For the next episode, the writers’ room created suspense with the premise threat, that House wouldn’t be practicing medicine any more. By its end he was ready to go back to work, although under slightly constrained circumstances. Since then, he pretty quickly crept back to being the same old satisfyingly obnoxious and devious House. Occasional lip service is given to his attempt to be a new person, but that’s the extent of the supposedly premise-shaking changes promised by the season opener. He’s found in his supposed lack of power new ways to torment his long-suffering friend and colleagues, and all is well again. Once again, as when a new cast of sidekicks was rotated in, the context around the iconic character has shifted, but the character has proved true to himself and able to execute the show’s basic formula week in and week out. As all premise threats must do, this one has left the essentials unchanged.

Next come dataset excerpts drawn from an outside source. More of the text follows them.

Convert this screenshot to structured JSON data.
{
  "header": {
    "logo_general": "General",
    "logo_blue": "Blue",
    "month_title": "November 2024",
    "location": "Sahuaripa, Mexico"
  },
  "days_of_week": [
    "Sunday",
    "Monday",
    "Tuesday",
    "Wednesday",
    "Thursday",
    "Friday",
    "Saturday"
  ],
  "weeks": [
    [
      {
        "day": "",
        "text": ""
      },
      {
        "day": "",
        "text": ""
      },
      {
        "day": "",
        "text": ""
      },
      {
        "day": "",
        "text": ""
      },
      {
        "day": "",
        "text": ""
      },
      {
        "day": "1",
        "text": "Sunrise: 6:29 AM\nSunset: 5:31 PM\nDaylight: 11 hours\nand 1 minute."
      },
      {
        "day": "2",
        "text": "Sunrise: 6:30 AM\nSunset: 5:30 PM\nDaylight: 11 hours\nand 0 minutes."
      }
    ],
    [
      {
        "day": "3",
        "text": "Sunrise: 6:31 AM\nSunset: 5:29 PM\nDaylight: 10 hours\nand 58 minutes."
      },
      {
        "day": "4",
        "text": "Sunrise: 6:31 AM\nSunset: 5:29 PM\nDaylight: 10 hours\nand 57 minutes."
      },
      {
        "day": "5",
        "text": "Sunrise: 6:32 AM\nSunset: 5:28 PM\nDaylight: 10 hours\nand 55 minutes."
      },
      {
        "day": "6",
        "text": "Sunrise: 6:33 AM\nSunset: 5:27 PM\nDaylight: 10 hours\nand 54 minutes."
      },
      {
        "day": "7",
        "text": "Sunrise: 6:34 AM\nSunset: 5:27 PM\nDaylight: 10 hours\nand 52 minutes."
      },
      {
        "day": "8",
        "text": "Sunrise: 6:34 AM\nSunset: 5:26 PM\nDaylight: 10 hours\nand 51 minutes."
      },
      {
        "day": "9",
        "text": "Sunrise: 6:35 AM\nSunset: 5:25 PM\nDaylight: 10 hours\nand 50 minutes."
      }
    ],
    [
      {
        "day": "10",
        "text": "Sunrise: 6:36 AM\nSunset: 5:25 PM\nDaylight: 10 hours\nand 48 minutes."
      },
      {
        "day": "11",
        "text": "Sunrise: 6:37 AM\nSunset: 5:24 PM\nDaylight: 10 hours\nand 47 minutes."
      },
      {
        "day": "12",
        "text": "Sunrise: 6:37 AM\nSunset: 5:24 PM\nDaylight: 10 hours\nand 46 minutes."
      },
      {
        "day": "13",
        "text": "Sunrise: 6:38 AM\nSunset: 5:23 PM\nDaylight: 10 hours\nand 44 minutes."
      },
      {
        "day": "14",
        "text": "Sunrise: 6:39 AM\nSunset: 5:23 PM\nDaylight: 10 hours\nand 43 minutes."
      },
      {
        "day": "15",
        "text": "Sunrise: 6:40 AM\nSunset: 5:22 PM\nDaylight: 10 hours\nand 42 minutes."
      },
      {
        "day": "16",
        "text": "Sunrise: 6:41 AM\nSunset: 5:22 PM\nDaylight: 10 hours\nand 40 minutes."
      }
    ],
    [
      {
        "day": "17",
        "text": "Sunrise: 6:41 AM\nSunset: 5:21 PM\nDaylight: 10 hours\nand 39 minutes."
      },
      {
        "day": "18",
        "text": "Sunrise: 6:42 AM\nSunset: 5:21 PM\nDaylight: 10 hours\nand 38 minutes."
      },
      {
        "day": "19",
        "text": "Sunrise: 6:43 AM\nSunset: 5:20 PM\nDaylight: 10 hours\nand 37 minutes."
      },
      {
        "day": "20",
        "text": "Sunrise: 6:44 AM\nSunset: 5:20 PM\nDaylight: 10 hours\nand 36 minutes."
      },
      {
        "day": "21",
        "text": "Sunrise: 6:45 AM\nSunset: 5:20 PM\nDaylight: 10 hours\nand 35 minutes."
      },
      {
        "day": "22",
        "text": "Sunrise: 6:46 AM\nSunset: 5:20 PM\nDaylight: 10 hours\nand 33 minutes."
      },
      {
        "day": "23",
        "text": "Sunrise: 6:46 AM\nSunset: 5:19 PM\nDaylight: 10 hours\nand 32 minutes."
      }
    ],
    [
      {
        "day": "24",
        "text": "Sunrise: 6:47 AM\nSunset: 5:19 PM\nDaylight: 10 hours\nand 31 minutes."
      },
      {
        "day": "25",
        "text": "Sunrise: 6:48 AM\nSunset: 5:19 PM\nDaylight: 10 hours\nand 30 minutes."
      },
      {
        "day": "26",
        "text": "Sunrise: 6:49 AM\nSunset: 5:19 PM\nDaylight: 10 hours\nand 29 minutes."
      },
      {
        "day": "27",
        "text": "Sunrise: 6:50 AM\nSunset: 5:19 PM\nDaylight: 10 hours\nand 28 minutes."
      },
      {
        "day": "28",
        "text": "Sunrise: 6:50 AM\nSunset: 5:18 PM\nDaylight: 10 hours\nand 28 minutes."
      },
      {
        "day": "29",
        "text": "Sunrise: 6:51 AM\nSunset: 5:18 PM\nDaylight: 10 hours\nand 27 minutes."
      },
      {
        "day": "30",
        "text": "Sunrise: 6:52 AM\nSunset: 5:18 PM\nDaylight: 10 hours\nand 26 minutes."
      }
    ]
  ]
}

Since premise threats are, at their core, fake-outs, it’s usually bad news when series writers resort to them. This premise threat fizzled out surprisingly quickly, but that’s not even the show’s most striking departure from its original tone. The outré , strained and circuitous plot line used to eject a series regular has me looking around for the shark pool in the parking lot.

Although poorly executed, the premise threat does confirm House as an iconic hero. We don’t want to see a humbled or non-practicing House any more than we want to read issue after issue of Peter Parker going to school, working as a freelance photographer, and doing his laundry. By overcoming premise threats, the iconic hero embarks on a ritualized return to his comforting true nature. He proves that he is not changed by the world, but forces the world to change for him.